The Bab al-Hawa crossing is the last lifeline to outside aid for millions of Syrian civilians since 2020 due to vetoes on their reauthorization by permanent UNSC members Russia and China.
While the most recent renewal of UNSC Resolution 2585 in July 2022 called for a special focus on developing different aid delivery mechanisms, particularly crossline operations, the feasibility and effectiveness of such operations have proven largely insufficient over the last year. Out of the only five convoys that have been deployed through this alternative modality, the supplies delivered could serve only 200,000 residents out of the 2.9 million living in Idlib alone. Healthcare providers in the region receiving medical supplies through this mechanism reported to PHR that supplies delivered every five or six months barely covered their needs for a few days.
“We welcome this brief respite as a life-saving measure. But it is a disgrace to the UN that Russia, who is party to the conflict in Syria, and its ally China continue to hold Syria’s humanitarian aid hostage,” said Erika Dailey, director of advocacy and policy at PHR.

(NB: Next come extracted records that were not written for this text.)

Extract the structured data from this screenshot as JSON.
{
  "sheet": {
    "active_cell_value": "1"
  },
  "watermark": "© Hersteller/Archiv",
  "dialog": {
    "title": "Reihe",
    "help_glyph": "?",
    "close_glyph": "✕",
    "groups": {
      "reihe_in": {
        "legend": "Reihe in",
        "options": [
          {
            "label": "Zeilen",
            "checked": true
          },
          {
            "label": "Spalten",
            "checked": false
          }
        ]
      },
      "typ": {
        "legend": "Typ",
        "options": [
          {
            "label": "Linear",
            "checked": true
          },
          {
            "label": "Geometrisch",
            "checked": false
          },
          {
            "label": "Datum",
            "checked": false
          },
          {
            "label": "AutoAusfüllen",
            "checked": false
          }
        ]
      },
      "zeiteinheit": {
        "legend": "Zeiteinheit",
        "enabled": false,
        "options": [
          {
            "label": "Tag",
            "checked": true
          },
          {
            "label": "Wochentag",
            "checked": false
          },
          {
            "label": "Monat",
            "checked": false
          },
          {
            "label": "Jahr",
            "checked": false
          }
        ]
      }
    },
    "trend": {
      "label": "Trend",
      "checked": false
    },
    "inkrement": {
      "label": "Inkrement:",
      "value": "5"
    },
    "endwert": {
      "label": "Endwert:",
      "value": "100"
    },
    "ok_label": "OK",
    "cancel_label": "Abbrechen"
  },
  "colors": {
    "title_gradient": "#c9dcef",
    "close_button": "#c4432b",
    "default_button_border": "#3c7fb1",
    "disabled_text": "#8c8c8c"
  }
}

Last year, PHR urged UNSC member states to extend the renewal of the Bab al-Hawa border crossing authorization to at least 12 months to allow NGOs and other humanitarian organizations to plan their programs in Syria and ensure execution of aid delivery. PHR also calls on member states to reauthorize the Bab al-Salam and al-Yarubiya crossing points in order to ensure equal and adequate access to humanitarian aid for populations in need across northern Syria.
“We can’t relive this nightmare every six months. It is unacceptable to have life-saving aid be a topic of discussion, debate, and precarious negotiations every six months at the UNSC. With the known threat of a Russian veto, the UN and the international community should look for innovative solutions to ensure sustainable flow of aid to these most affected communities in northern Syria,” said al-Nahhas.
PHR has independently corroborated attacks on healthcare facilities and personnel since the start of the Syrian civil war. Since March 2011, the Syrian government with the support of the Russian allies carried out at least 542 attacks on health care facilities, killed more than 831 health care providers, and arrested thousands of medical professionals.